If I were to assume they were all in the same “general” count, I would say that the GDX and silver are completing their wave i off the lows, whereas the GLD is already in a b-wave rally in its wave ii. This means that we may still see a bit higher in all these charts before downside is seen for a larger degree pullback.
However, there are some issues I have with viewing them as all the same. First is silver. As I noted in an alert this week, silver has stopped at a 1.00 extension off the lows, and I would rather it not settle in right here. The problem is that of all the things silver could do, this is the one set up which MAY suggest a lower low, since this would constitute an a=c corrective rally off the lows, as shown in red.

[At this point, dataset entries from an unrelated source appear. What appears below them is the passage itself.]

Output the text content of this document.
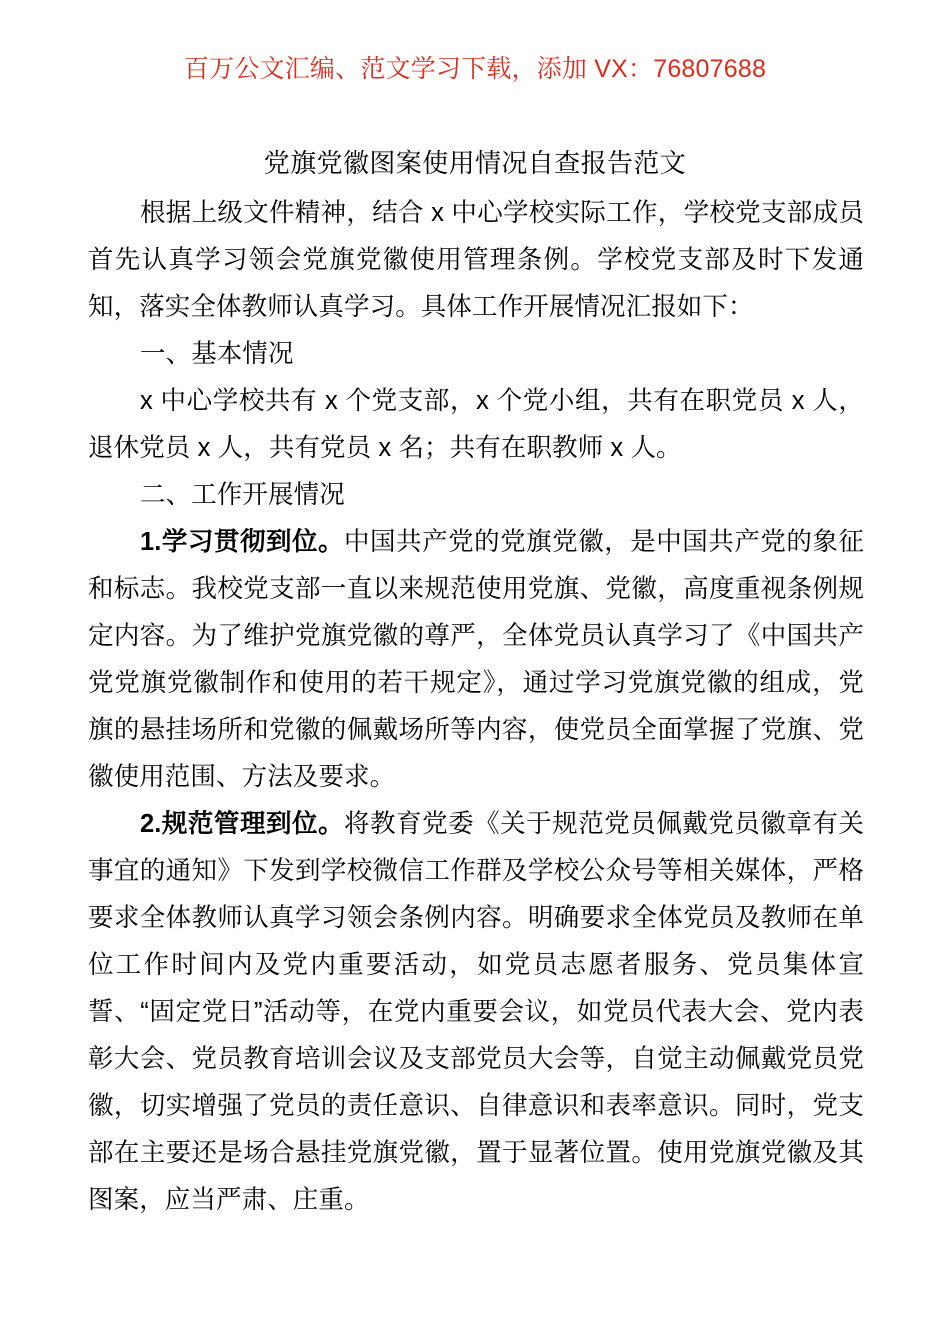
百万公文汇编、范文学习下载，添加 VX：76807688
党旗党徽图案使用情况自查报告范文

根据上级文件精神，结合 x 中心学校实际工作，学校党支部成员首先认真学习领会党旗党徽使用管理条例。学校党支部及时下发通知，落实全体教师认真学习。具体工作开展情况汇报如下：

一、基本情况

x 中心学校共有 x 个党支部，x 个党小组，共有在职党员 x 人，退休党员 x 人，共有党员 x 名；共有在职教师 x 人。

二、工作开展情况

1.学习贯彻到位。中国共产党的党旗党徽，是中国共产党的象征和标志。我校党支部一直以来规范使用党旗、党徽，高度重视条例规定内容。为了维护党旗党徽的尊严，全体党员认真学习了《中国共产党党旗党徽制作和使用的若干规定》，通过学习党旗党徽的组成，党旗的悬挂场所和党徽的佩戴场所等内容，使党员全面掌握了党旗、党徽使用范围、方法及要求。

2.规范管理到位。将教育党委《关于规范党员佩戴党员徽章有关事宜的通知》下发到学校微信工作群及学校公众号等相关媒体，严格要求全体教师认真学习领会条例内容。明确要求全体党员及教师在单位工作时间内及党内重要活动，如党员志愿者服务、党员集体宣誓、“固定党日”活动等，在党内重要会议，如党员代表大会、党内表彰大会、党员教育培训会议及支部党员大会等，自觉主动佩戴党员党徽，切实增强了党员的责任意识、自律意识和表率意识。同时，党支部在主要还是场合悬挂党旗党徽，置于显著位置。使用党旗党徽及其图案，应当严肃、庄重。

If silver were VERY bullish off the low, then tomorrow I would want to see it continue higher through the 17.65 level, and on its way to the 19 region next for the top of a 3rd wave off the lows, which is only a stopping point to complete 5 waves up into the 21/22 longer term resistance region. Yes, I know we can all dream. But, it would seriously concern me if silver were to fall back from this high it recently struck. While I cannot get immediately bearish if it does top here, if we see a 5 wave structure down from a top here, then I will likely have to consider a lower low in silver one last time. But, again, I would rather see it continue through 17.65 as early as tomorrow.

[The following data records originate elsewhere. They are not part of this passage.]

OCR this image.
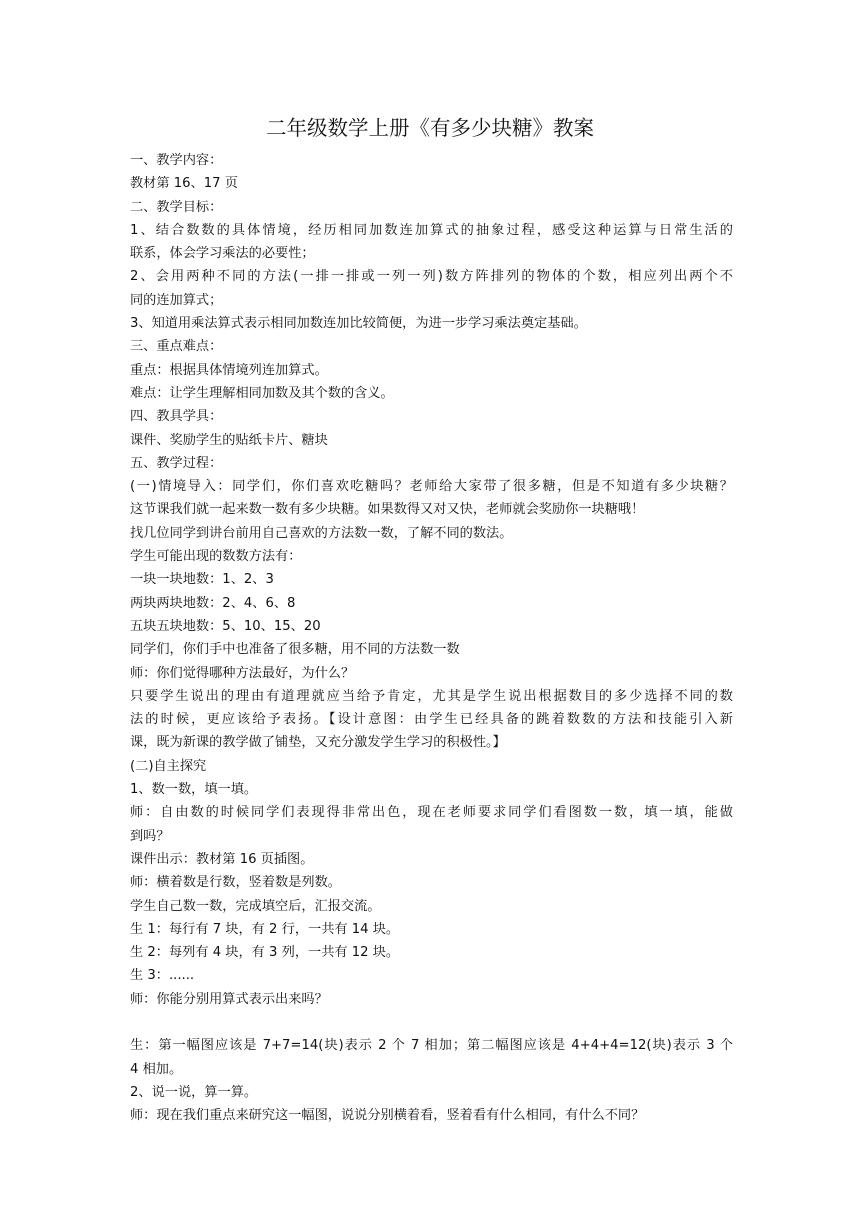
二年级数学上册《有多少块糖》教案
一、教学内容：
教材第 16、17 页
二、教学目标：
1、结合数数的具体情境，经历相同加数连加算式的抽象过程，感受这种运算与日常生活的
联系，体会学习乘法的必要性；
2、会用两种不同的方法(一排一排或一列一列)数方阵排列的物体的个数，相应列出两个不
同的连加算式；
3、知道用乘法算式表示相同加数连加比较简便，为进一步学习乘法奠定基础。
三、重点难点：
重点：根据具体情境列连加算式。
难点：让学生理解相同加数及其个数的含义。
四、教具学具：
课件、奖励学生的贴纸卡片、糖块
五、教学过程：
(一)情境导入：同学们，你们喜欢吃糖吗？老师给大家带了很多糖，但是不知道有多少块糖？
这节课我们就一起来数一数有多少块糖。如果数得又对又快，老师就会奖励你一块糖哦！
找几位同学到讲台前用自己喜欢的方法数一数，了解不同的数法。
学生可能出现的数数方法有：
一块一块地数：1、2、3
两块两块地数：2、4、6、8
五块五块地数：5、10、15、20
同学们，你们手中也准备了很多糖，用不同的方法数一数
师：你们觉得哪种方法最好，为什么？
只要学生说出的理由有道理就应当给予肯定，尤其是学生说出根据数目的多少选择不同的数
法的时候，更应该给予表扬。【设计意图：由学生已经具备的跳着数数的方法和技能引入新
课，既为新课的教学做了铺垫，又充分激发学生学习的积极性。】
(二)自主探究
1、数一数，填一填。
师：自由数的时候同学们表现得非常出色，现在老师要求同学们看图数一数，填一填，能做
到吗？
课件出示：教材第 16 页插图。
师：横着数是行数，竖着数是列数。
学生自己数一数，完成填空后，汇报交流。
生 1：每行有 7 块，有 2 行，一共有 14 块。
生 2：每列有 4 块，有 3 列，一共有 12 块。
生 3：......
师：你能分别用算式表示出来吗？
生：第一幅图应该是 7+7=14(块)表示 2 个 7 相加；第二幅图应该是 4+4+4=12(块)表示 3 个
4 相加。
2、说一说，算一算。
师：现在我们重点来研究这一幅图，说说分别横着看，竖着看有什么相同，有什么不同？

As far as the GDX, this is likely the cleanest of the charts. The top we struck today MAY have been the top for this move off the April 14th low, but as long as we stay over 22.20, I can still see the potential for one last push up to the 24.57 region.
This now brings us to the main question of how bullish this is. In the most bullish sense, this high can be the top of wave 1 of wave iii, which means that wave 2 will not likely drop all the way back to the higher “buy box.” And so you understand why I am classifying this as my “primary count,” allow me to explain my thinking.
If we see a corrective a-b-c- drop into the 21 region, which may be the wave 2 pullback, if we expect a deeper wave ii instead, and then the market takes off without us through the 26 region, we would have to buy the break out over 26. However, if we bought the corrective a-b-c pullback into 21, and then the market only rallied correctively in a (b)-wave of wave ii, we can stop out of the positions we bought around 21, and then buy lower in the bigger wave ii pullback. But, you will have to be nimble.
You see, the biggest issue in a new trend is identifying where waves i and ii reside. And, once you have them in place, the rest of the pattern fills in really nicely for waves iii, iv and v. But, with the metals, when they only provide a VERY shallow 2nd wave – which we may have here – we have to anticipate a bit more so that we do not miss the big 3rd wave rally. So, it sometimes takes 2 entries. I hope this explains my thinking on the matter and why I am making the i-ii, 1-2 my “primary” perspective, even though I think we may really be in wave ii once we top.
As far as the GLD, I still think it is relatively straight forward that we are in a b-wave of wave ii, which may still even go higher.
Hopefully, by this weekend’s update, we will have more information to clarify more in the silver chart.